В бальном зале Сейкрмола, на глазах у ста пятидесяти человек. Вадома могла заподозрить что-то неладное, когда отец уговаривал (заставлял) ее прийти на вечер. Она тогда только начинала избегать общества. Злословие и танцы, два ее любимых когда-то занятия, опротивели ей. Взгляды людей стали пугать, а не забавлять. Ей становилось не по себе. Становилось дурно. И страшно. К тому же гости и родственники испытывали видимое облегчение, услышав о настигшей мигрени, головокружении, слабости и т.п. Вадома портила веселье. И вдруг отец потребовал, чтобы она явилась в самом красивом платье. Она так и поступила. Она была послушной дочерью (почти всегда).
Ее заливали дорогим шампанским под крики поздравлений, когда она выдернула руку из рук стоявшего на колене Девишопа (он изрядно выпил для храбрости и ловил шампанское ртом). Ее недрогнувший ледяной голос разрезал всеобщее ликование, словно нож разрезает пирог.
«Я покорно благодарю вас за оказанную честь, но я вынуждена отказать. Еще раз: благодарю».
Она развернулась, все замолчали, и под звук плещущегося на пол шампанского ушла, даже не ускорив шаг под тяжелыми взглядами. Конечно, через два коридора и шесть дверей Вадома дала волю чувствам, побежала со всех ног рыдать и биться головой об стену.
Десять лет. Спору нет – долгий срок. Но Вадома стерпела бы его ради семейной жизни, о которой (втайне от Дома) мечтала. Если бы она потерпела немного (в сравнении с вечностью, десять лет – немного), а не сдалась, то стала бы госпожой Девишоп!
Но она сдалась, стоило признать, что шрамы на ногах не заживут.
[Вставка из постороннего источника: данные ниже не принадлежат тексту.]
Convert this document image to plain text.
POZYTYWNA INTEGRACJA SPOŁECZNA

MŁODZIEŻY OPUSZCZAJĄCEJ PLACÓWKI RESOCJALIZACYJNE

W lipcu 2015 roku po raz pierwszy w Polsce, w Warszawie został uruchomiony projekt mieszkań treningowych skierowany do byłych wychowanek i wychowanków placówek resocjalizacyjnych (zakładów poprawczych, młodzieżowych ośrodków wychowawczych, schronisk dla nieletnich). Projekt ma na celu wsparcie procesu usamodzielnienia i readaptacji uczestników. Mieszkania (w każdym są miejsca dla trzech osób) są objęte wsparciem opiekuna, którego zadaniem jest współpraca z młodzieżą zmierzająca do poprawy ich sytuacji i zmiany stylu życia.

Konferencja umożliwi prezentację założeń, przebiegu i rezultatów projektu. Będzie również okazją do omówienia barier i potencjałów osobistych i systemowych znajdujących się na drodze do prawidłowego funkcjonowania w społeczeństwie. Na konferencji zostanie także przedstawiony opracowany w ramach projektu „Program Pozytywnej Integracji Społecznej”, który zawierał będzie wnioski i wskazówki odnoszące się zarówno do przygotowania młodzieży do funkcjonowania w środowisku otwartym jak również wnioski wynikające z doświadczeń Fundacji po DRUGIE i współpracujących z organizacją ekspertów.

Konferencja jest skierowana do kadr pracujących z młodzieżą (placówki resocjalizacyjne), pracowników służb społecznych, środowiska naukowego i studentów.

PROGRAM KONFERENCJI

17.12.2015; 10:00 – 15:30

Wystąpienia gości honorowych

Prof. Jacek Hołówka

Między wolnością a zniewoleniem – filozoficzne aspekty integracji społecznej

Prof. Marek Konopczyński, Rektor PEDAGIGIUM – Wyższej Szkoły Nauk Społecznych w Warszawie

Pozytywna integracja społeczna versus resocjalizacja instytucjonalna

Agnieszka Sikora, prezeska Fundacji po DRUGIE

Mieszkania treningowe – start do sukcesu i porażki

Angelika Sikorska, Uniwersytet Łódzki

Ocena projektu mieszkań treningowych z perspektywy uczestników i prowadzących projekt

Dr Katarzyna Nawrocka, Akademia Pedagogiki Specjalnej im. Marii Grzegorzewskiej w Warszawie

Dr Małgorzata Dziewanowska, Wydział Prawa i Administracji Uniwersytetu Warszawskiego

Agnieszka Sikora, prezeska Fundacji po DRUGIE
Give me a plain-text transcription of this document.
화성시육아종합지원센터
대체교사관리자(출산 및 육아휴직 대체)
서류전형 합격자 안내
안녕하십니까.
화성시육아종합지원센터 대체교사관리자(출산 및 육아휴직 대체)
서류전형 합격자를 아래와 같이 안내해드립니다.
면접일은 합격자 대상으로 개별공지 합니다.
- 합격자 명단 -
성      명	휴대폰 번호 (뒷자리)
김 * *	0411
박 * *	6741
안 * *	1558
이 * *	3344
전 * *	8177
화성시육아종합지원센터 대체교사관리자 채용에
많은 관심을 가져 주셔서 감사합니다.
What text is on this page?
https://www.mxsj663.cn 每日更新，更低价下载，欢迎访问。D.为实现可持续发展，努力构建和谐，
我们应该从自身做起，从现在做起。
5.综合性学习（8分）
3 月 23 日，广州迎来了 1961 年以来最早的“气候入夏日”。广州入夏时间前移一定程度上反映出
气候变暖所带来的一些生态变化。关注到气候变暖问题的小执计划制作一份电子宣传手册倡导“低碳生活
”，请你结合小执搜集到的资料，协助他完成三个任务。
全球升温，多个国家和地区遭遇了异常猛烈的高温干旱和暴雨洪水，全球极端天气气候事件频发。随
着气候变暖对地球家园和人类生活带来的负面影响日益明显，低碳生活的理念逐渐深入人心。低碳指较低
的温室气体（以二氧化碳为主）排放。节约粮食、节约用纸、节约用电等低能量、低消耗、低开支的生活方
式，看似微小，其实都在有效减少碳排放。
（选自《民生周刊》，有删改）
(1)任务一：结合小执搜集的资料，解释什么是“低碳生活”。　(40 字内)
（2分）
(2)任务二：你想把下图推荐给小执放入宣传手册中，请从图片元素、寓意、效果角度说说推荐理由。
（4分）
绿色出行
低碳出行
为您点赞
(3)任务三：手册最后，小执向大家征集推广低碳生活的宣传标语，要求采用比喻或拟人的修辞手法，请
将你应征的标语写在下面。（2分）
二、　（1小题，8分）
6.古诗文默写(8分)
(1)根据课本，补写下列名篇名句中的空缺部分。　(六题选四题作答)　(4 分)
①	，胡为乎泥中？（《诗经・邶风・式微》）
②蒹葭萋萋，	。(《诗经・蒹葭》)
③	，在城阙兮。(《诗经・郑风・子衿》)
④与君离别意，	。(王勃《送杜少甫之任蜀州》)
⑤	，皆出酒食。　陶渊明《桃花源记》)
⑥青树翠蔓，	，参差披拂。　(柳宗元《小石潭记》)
Посторонний не видел их под юбкой, даже не подозревал о них. Но она-то видела, она-то знала! Эти сросшиеся пальцы, покрытые шершавыми коростами – словно чешуей. Действовать нужно было быстро; она могла лишиться возможности ходить, если бы не ведьмины травы. Она спасала жизнь, а не красоту! Выхаживала себя своими же силами. Закрывшись ото всех. Изнывая, воя за запертой дверью.
Вадома часто вспоминала день, когда крестьяне попытались сжечь ее на костре. Сжечь ведьму, уничтожить прислужницу Духа.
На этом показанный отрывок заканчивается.